Sur les demandes accessoires
Madame [K] [F] épouse [G], qui succombe, sera condamnée aux dépens de l’instance, conformément à l’article 696 du code de procédure civile, qui comprendront les droits de plaidoirie, les frais d’assignation, les frais de signification de la présente décision ainsi que les frais de notification au représentant de l’État conformément à l’article 24 de la loi n°89-462 du 6 juillet 1989, et le coût du commandement de payer, et à payer une indemnité, en application de l’article 700 de ce même code, au titre des frais irrépétibles, dont le montant sera équitablement fixé à la somme de 500 euros.

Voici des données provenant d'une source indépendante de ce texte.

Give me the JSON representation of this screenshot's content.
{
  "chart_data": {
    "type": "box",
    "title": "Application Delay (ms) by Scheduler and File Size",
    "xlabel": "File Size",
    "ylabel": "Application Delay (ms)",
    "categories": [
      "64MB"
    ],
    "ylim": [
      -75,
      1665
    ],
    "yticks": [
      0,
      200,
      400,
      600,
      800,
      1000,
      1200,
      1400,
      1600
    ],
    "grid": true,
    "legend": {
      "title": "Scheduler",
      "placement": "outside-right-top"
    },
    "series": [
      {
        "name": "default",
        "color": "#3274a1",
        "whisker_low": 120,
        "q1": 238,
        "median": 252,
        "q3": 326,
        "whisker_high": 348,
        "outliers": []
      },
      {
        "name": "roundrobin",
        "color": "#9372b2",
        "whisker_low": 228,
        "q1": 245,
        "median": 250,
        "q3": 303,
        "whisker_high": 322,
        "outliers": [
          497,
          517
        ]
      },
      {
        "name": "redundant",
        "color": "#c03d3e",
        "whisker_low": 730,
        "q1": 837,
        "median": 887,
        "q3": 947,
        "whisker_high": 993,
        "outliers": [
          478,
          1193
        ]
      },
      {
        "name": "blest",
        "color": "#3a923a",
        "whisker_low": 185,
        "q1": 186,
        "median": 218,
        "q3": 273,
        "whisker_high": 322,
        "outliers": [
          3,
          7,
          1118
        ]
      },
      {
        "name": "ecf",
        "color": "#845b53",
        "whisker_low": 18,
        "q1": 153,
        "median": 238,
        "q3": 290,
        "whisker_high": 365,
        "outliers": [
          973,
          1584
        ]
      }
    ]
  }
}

Enfin, en vertu de l’article 514 du code de procédure civile, il n’y a pas lieu d’écarter l’exécution provisoire de droit car elle est compatible avec la nature de l’affaire.
PAR CES MOTIFS
Le Juge des contentieux de la protection, statuant publiquement par mise à disposition au greffe, par jugement réputé contradictoire et en premier ressort, exécutoire de plein droit,
CONSTATE à la date du 19 avril 2025, la résiliation du contrat de location signé le 2 juin 2012 entre Monsieur [X] [O] et Madame [K] [F] épouse [G], portant sur un appartement au rez-de-chaussée porte gauche et un garage, situés [Adresse 2], par le jeu de la clause résolutoire qui y est insérée ;
DIT que Madame [K] [F] épouse [G] est devenue occupante sans droit, ni titre ;
ORDONNE à Madame [K] [F] épouse [G] de libérer les lieux de sa personne, de ses biens et tous les occupants de son chef dans le délai de huit jours à compter de la présente décision ;
ORDONNE qu’à défaut pour elle d’avoir libéré les lieux dans les conditions précitées, il soit procédé à l’expulsion de Madame [K] [F] épouse [G] et à celle de tous occupants de son chef, avec le concours de la force publique et d’un serrurier si besoin est, à l’expiration d’un délai de deux mois suivant la signification d’un commandement d’avoir à quitter les lieux, en application des dispositions des articles L. 412-1 et suivants du code des procédures civiles d’exécution ;
DIT que le sort des biens mobiliers trouvés dans les lieux sera régi par les dispositions des articles L.433-1 et suivants et R.433-1 à R.433-6 du code des procédures civiles d’exécution ;
CONDAMNE Madame [K] [F] épouse [G] au paiement, pour l’occupation des lieux loués, d’une indemnité d’occupation d’un montant équivalent aux loyers, le cas échéant, indexée et aux charges qui auraient dû être payées selon l’accord entre les parties, si le contrat de bail était resté en vigueur, à compter de la date de la résiliation du contrat et jusqu’à la date de libération effective des lieux ;
CONDAMNE Madame [K] [F] épouse [G] à payer à Monsieur [X] [O] la somme de 7 561,01 euros, arrêtée au 14 janvier 2026 et correspondant aux loyers et charges échus et laissés impayés, assortie des intérêts au taux légal à compter du 18 février 2025 sur la somme de 1 929,61 euros et à compter de la signification de la présente décision pour le surplus, et jusqu’à parfait paiement ;
DIT que les intérêts moratoires dus pour une année entière seront capitalisés à compter du 5 mai 2025 ;
DIT que le présent jugement sera transmis par le Greffe au représentant de l’État dans le département ;
CONDAMNE Madame [K] [F] épouse [G] à payer à Monsieur [X] [O] la somme de 500 euros à titre de dommages-intérêts en réparation de son préjudice moral ;
CONDAMNE Madame [K] [F] épouse [G] au paiement de la somme de 500 euros au titre de l’article 700 du code de procédure civile ;
CONDAMNE Madame [K] [F] épouse [G] aux dépens de l’instance comprenant le droit de plaidoirie, le coût du commandement de payer, de l’assignation, de sa dénonciation au représentant de l’Etat et de la signification de la présente décision, à l’exclusion de tout autre frais ;
DIT n’y avoir lieu à écarter l’exécution provisoire du jugement.
EN FOI DE QUOI, le présent jugement a été signé par le Juge des Contentieux de la Protection et le Greffier, sus-désignés, présents lors du prononcé.